Thursday, November 24, 2022

Peter Friedrichsen: Sask. health-care system in danger of collapse

Opinion by Peter Friedrichsen • Yesterday 

Ambulances are parked outside Regina General Hospital on Thursday, January 27, 2022 in Regina. KAYLE NEIS / Regina Leader-Post

A few days ago I heard on the radio that a four-year-old girl in Regina suffering from a brain tumour could not get a hospital bed for over 20 hours.

How is it that a hospital — in the capital city — isn’t able to accommodate a little girl in the fight of her life?

The stark reality is: Doctors, nurses and patients young and old have all been telling our provincial government that our health-care system is collapsing. Yet our government fails to acknowledge that our hospitals, clinics, labs — and all of the people working in them — have been sending SOS signals for months, if not years.

I see our public health system as if it’s the Titanic and Saskatchewan people are the passengers. Our state-of-the-art universal health-care system was built 60 years ago. But lately we’ve been dodging icebergs and now we’re on a collision course.

Last year, we ran out of ventilators and taxpayers paid for 22 people to get care in Ontario. This spring, an ICU doctor left the province and this fall a nurse was burnt out after only eight months of work.

And now, they still refuse to use public resource revenue windfalls or federal COVID-19 funding and acquiesce to the Liberal-NDP “costly coalition” as hospitals swell, families cannot find doctors or children’s medication and we plunge into flu season.

We must remember that the Titanic didn’t simply break in two. It was the captain’s and crew’s decisions that led it to sink. We must recognize the problem isn’t the system, but the decisions being made by those who are in charge of it.

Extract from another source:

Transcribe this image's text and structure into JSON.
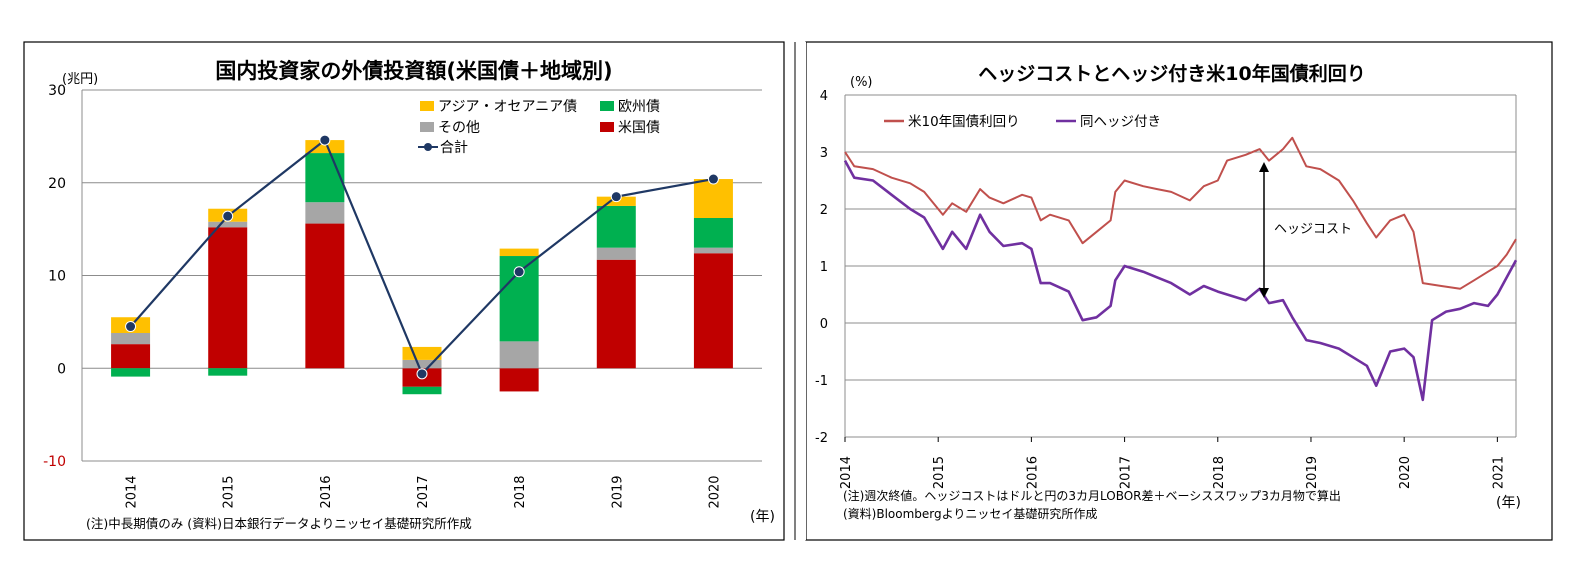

The Saskatchewan Party government needs to immediately fund and restore our public health-care system — which includes shelters and harm reduction facilities. Our compromised health-care system can no longer respond to emergencies such as the Humboldt Broncos crash or the massacre at James Smith Cree Nation.

We’re taking on water and people have already perished. Just like the boiler men and third-class passengers of Titanic; those working on the front lines and most vulnerable are at the highest risk. Now the water has risen and even folks like me with good health and decent jobs are feeling stranded.

We cannot continue on a course toward outsourcing the public services and institutions we rely on for our safety and well-being.

In the past decade the province privatized MRI services, yet last year patients were expected to travel out of province to pay to get the procedure done. This move did not improve care; rather, it put an extra burden on Saskatchewan people.

A private health-care system boasts false security, like the watertight compartments that inevitably fail with a large enough hole. A private health-care system only benefits the wealthy at the expense of the disadvantaged and oppressed.

A private health-care system is the first-class passengers watching the flares like they’re fireworks on the first lifeboats out. People here are sinking — and literally freezing to death — and our elected leaders running our province fail to notice.

They fail to recognize that we have collided with an iceberg and all the rest of us can hear is mayday.

I dread that more four-year-old kids are left without a warm safe bed in a hospital, or that homeless folks are dying alone in the cold. I’m bewildered that the doctors, nurses and other medical workers are rendered a “heroic” band, drowning as they continue working through burnout.

The minister of health is not the noble captain who knows his grave fault and stays with the boat, but the selfishly unapologetic first mate who said we had to change our course — into the iceberg dead ahead. Bundle up and find your lifejackets, Saskatchewan. I hope there are enough lifeboats.

Peter Friedrichsen is a non-profit manager in Prince Albert with a background in economics and community development, particularly with Indigenous communities in north-central Saskatchewan.